Figure 2. The actions of neurotensin are mediated by NTS1 and possibly NTS2 receptors

A and B, current traces during two consecutive applications of neurotensin (NT, 100 nm) and then baclofen (10 μm), in which either the NTS1 antagonist SR48692 (300 nm) (A), or the NTS1/2 antagonist SR142948A (300 nm) (B) was added following the first washout of neurotensin. C, bar chart showing the inward currents produced during two consecutive applications of neurotensin (NT 1st and 2nd), in which either no antagonist (Control), SR48692 (300 nm), or SR142948A (300 nm) was applied during the second application of neurotensin. **P < 0.01. Scale bars in A–B are 10 pA and 2 min.

Figure 3. Neurotensin inhibits evoked IPSCs

A, time course of evoked IPSC amplitude (eIPSC Ampl) during application of neurotensin (NT, 100 nm), baclofen (10 μm) and CGP55845 (CGP, 1 μm). B, averaged evoked IPSCs before (Pre) and during application of neurotensin and baclofen. C, averaged evoked IPSCs in response to identical paired stimuli (inter-stimulus interval = 70 ms) for the traces in B, with IPSC₁ normalized to demonstrate relative facilitation of IPSC₂ during superfusion of neurotensin. D, scatter plot showing the amplitude of the first evoked IPSC (eIPSC1) and the ratio of evoked IPSC₂/IPSC₁ (eIPSC2:1) in the presence of neurotensin (100 nm) expressed as a percentage of the pre-neurotensin (pre-NT) level. *P < 0.05, ***P < 0.001. Traces in A–C are from the same neuron.

Figure 4. Neurotensin has no effect on miniature IPSCs

A, time course of miniature IPSC (mIPSC) rate during superfusion of neurotensin (NT, 300 nm) and met-enkephalin (ME, 10 μm). B, raw current traces of miniature IPSCs before (Pre) and during superfusion of neurotensin and met-enkephalin. C and D, cumulative probability distribution plots of miniature IPSC inter-event interval (C) and amplitude (D), before and during superfusion of neurotensin and met-enkephalin. E, averaged traces of miniature IPSCs before and during superfusion of neurotensin and met-enkephalin, for the corresponding epoch in (C) and (D). F, bar chart of the mean rate and amplitude of miniature IPSCs in the presence of neurotensin and met-enkephalin in both normal (2.5 mm) and high K⁺ (17.5 mm) containing ACSF, expressed as a percentage of the pre-drug level. **P < 0.01, ***P < 0.001. Traces in A–E are from the same neuron.

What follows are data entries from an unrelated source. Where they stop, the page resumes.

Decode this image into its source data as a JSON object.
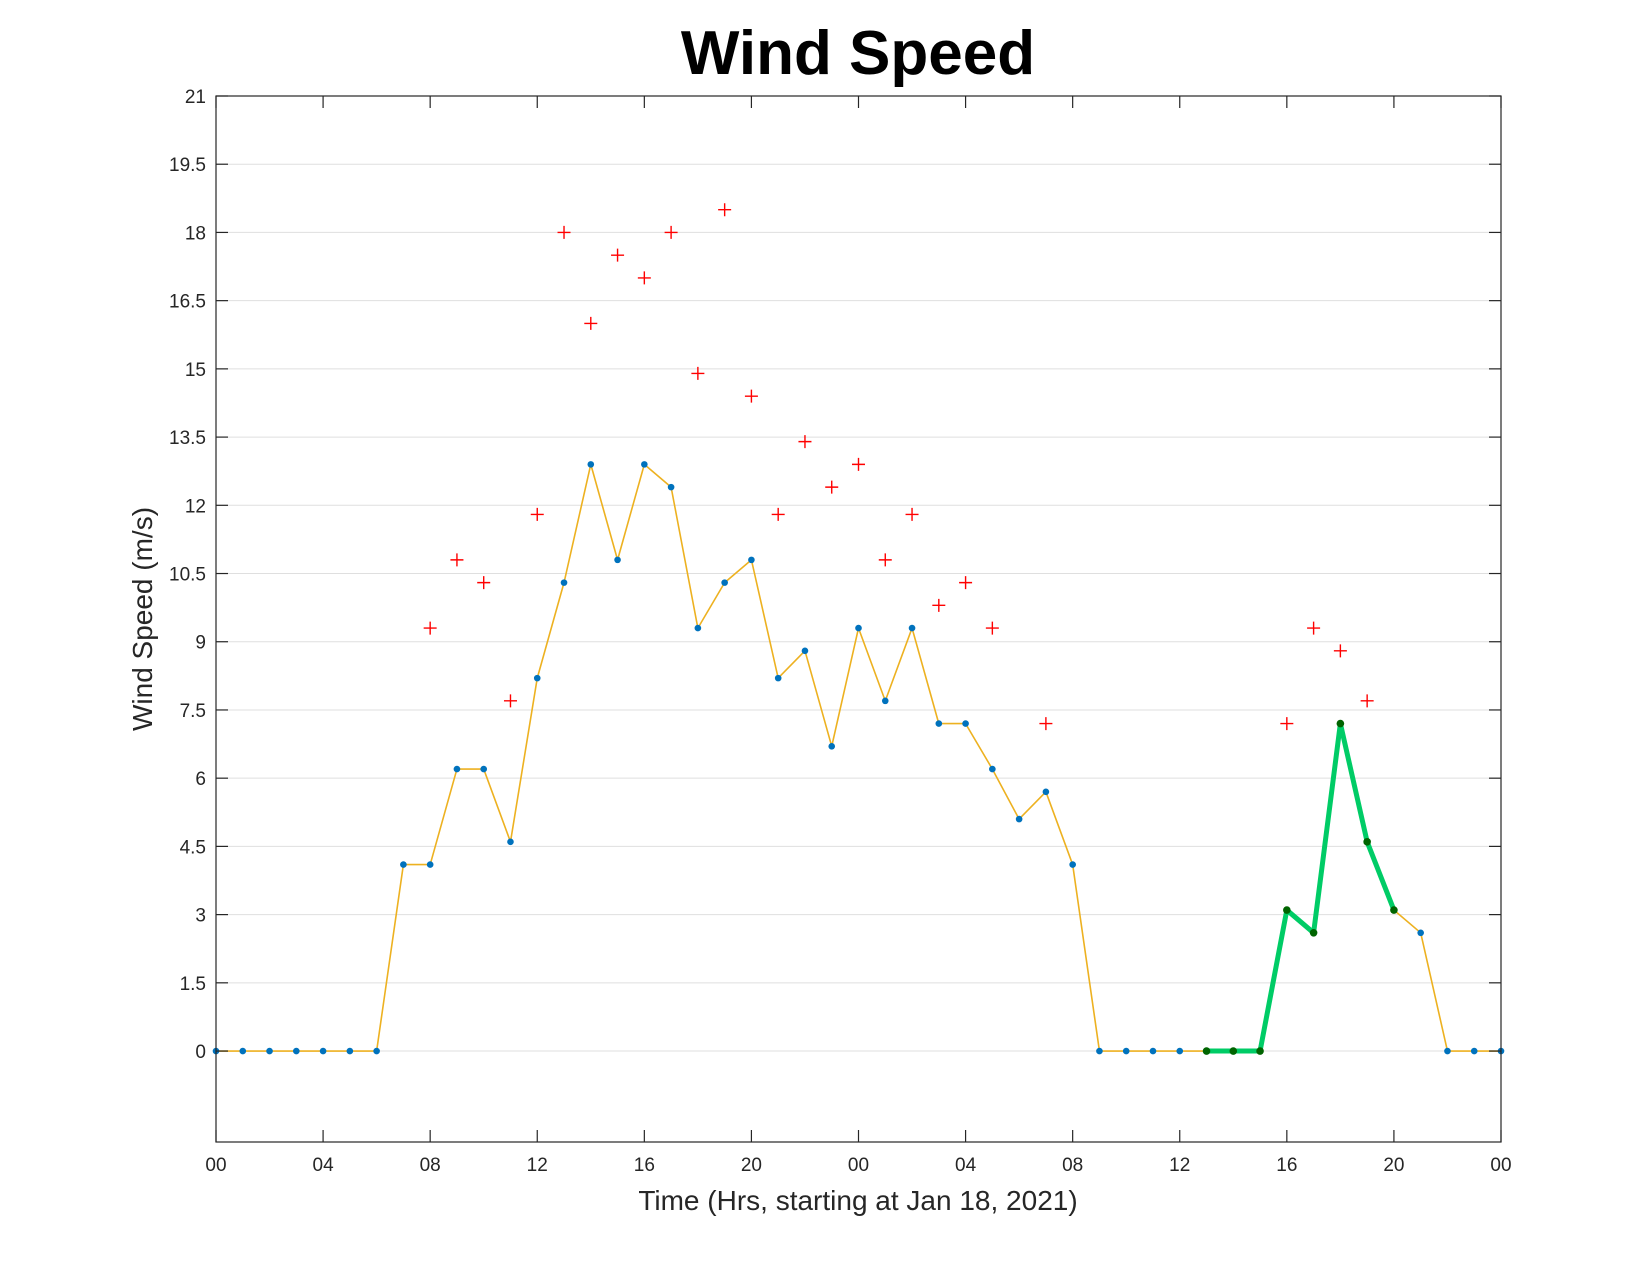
{
  "chart_data": {
    "type": "line",
    "title": "Wind Speed",
    "xlabel": "Time (Hrs, starting at Jan 18, 2021)",
    "ylabel": "Wind Speed (m/s)",
    "ylim": [
      -2,
      21
    ],
    "yticks": [
      0,
      1.5,
      3,
      4.5,
      6,
      7.5,
      9,
      10.5,
      12,
      13.5,
      15,
      16.5,
      18,
      19.5,
      21
    ],
    "ytick_labels": [
      "0",
      "1.5",
      "3",
      "4.5",
      "6",
      "7.5",
      "9",
      "10.5",
      "12",
      "13.5",
      "15",
      "16.5",
      "18",
      "19.5",
      "21"
    ],
    "xlim": [
      0,
      48
    ],
    "xticks": [
      0,
      4,
      8,
      12,
      16,
      20,
      24,
      28,
      32,
      36,
      40,
      44,
      48
    ],
    "xtick_labels": [
      "00",
      "04",
      "08",
      "12",
      "16",
      "20",
      "00",
      "04",
      "08",
      "12",
      "16",
      "20",
      "00"
    ],
    "grid": "horizontal",
    "colors": {
      "speed_line": "#edb120",
      "speed_marker": "#0072bd",
      "gust_marker": "#ff0000",
      "highlight_line": "#00cc66",
      "highlight_marker": "#006400"
    },
    "series": [
      {
        "style": "line-with-dots",
        "x": [
          0,
          1,
          2,
          3,
          4,
          5,
          6,
          7,
          8,
          9,
          10,
          11,
          12,
          13,
          14,
          15,
          16,
          17,
          18,
          19,
          20,
          21,
          22,
          23,
          24,
          25,
          26,
          27,
          28,
          29,
          30,
          31,
          32,
          33,
          34,
          35,
          36,
          37,
          38,
          39,
          40,
          41,
          42,
          43,
          44,
          45,
          46,
          47,
          48
        ],
        "values": [
          0,
          0,
          0,
          0,
          0,
          0,
          0,
          4.1,
          4.1,
          6.2,
          6.2,
          4.6,
          8.2,
          10.3,
          12.9,
          10.8,
          12.9,
          12.4,
          9.3,
          10.3,
          10.8,
          8.2,
          8.8,
          6.7,
          9.3,
          7.7,
          9.3,
          7.2,
          7.2,
          6.2,
          5.1,
          5.7,
          4.1,
          0,
          0,
          0,
          0,
          0,
          0,
          0,
          3.1,
          2.6,
          7.2,
          4.6,
          3.1,
          2.6,
          0,
          0,
          0
        ]
      },
      {
        "style": "plus-markers",
        "x": [
          8,
          9,
          10,
          11,
          12,
          13,
          14,
          15,
          16,
          17,
          18,
          19,
          20,
          21,
          22,
          23,
          24,
          25,
          26,
          27,
          28,
          29,
          31,
          40,
          41,
          42,
          43
        ],
        "values": [
          9.3,
          10.8,
          10.3,
          7.7,
          11.8,
          18,
          16,
          17.5,
          17,
          18,
          14.9,
          18.5,
          14.4,
          11.8,
          13.4,
          12.4,
          12.9,
          10.8,
          11.8,
          9.8,
          10.3,
          9.3,
          7.2,
          7.2,
          9.3,
          8.8,
          7.7
        ]
      },
      {
        "style": "highlight",
        "x": [
          37,
          38,
          39,
          40,
          41,
          42,
          43,
          44
        ],
        "values": [
          0,
          0,
          0,
          3.1,
          2.6,
          7.2,
          4.6,
          3.1
        ]
      }
    ]
  }
}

Figure 5. Neurotensin inhibition of evoked IPSCs is mediated by mGluR5 induced endocannabinoid signalling

A–C, averaged evoked IPSCs before (Pre) and during neurotensin (NT, 300 nm) and baclofen (10 μm) in slices pre-incubated in the mGluR5 antagonist MPEP (5 μm) (A), the CB₁ antagonist AM251 (3 μm) (B), or the TRPV1 antagonist capsazepine (Capsaz, 10 μm) (C). D, bar chart showing the percentage inhibition of evoked IPSCs produced by neurotensin (300 nm) alone (Ctl), and in the presence of MPEP (5 μm), AM251 (3 μm), or capsazepine (10 μm). *P < 0.05, ***P < 0.001. Traces in A–C are from different neurons, with scale bars of 100 pA and 10 ms.